Continuemos hablando de presidentes. Tengo curiosidad por conocer su relación con Jesús Gil y Abramovic.
Al Chelsea me llevó un caballero. Ken Bates, un hombre excepcional, que compró el Chelsea por una libra en 1982. Siempre me quiso a su lado. La relación con Abramovic fue respetuosa. Abajo, en el vestuario, disfruté, lástima no haber estado en el Chelsea cuando el Chelsea decidió invertir a lo grande. Se hizo cargo del club en un momento donde el Chelsea estaba a punto de entrar en liquidación.

La liquidación y los tribunales ya los conoció en Madrid.
Jesús Gil era un hombre simpático. Venía a hablar conmigo todos los días. “Vamos a fichar a muchos cracks, vamos a volar”, decía. Y le creía. Pero quien vino fue la polícia y el administrador judicial. Gil desapareció de la escena, y fue un juez el encargado de velar por el destino del Atlético.
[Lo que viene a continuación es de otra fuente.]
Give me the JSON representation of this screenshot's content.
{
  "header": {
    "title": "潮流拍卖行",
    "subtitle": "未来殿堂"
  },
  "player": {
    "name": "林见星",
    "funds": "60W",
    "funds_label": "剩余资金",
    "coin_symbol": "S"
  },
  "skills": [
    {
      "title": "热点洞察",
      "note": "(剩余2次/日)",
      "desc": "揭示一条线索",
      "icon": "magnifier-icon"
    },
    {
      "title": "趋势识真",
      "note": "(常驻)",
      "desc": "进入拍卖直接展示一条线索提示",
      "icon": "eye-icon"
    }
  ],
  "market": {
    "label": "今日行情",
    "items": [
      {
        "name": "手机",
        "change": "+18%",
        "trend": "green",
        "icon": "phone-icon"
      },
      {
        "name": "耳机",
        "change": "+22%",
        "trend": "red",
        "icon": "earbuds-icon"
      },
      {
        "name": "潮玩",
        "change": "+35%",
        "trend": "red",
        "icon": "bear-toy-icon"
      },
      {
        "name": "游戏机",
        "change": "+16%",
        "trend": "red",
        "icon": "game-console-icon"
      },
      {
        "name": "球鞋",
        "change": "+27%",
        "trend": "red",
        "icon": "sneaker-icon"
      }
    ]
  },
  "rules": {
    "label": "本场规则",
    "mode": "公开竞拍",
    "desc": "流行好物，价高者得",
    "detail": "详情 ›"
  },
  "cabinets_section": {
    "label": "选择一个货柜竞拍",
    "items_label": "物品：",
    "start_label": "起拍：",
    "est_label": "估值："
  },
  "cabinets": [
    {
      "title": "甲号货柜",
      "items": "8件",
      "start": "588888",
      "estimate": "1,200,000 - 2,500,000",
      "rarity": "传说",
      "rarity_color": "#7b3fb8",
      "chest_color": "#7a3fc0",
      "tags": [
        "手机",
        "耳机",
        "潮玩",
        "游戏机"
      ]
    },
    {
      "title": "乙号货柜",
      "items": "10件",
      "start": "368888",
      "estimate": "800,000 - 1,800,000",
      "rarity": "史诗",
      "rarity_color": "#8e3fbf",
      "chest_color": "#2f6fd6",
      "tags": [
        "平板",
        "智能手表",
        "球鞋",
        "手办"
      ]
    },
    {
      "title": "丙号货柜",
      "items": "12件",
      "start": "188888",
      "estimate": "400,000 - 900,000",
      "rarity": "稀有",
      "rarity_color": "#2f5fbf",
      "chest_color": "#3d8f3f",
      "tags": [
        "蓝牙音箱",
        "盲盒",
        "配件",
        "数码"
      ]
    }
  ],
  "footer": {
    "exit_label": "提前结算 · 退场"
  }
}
En una ocasión me llamó a su despacho en vísperas de un partido contra el Oviedo. “Si no gana me veré obligado a despedirle”. Yo fui más rápido. “Nunca vi a un juez echar a un entrenador. Le quitaré esa responsabilidad, dimito”.

Ranieri siempre ha sido valiente. En el descanso de un derbi romano sustituyó de golpe a Totti y De Rossi.
Les dije, “Francé, Danié, ahora les toca descansar”. No se quedaron precisamente felices. Afortunadamente ganamos. De lo contrario no sé qué hubiera sucedido.

¿El manifiesto de Ranieri?
Claridad. Con todos, con jugadores, dirigentes, periodistas…

¿Le hubiera gustado ser otra persona?
He admirado en silencio a gente como Zigoni, Córdoba, Bobo Vieri o Chinaglia. Jugadores estupendos cono una personalidad extraordinaria. Yo era tímido y reflexivo, me hubiera gustado ser como ellos.

Es extraño escucharle decir eso.
¿Por qué? Nunca, jamás, les hubiera alcanzado. Pero me hubiera gustado estar igual de loco que ellos. Los admirada y observaba como se admira y observa una obra de arte.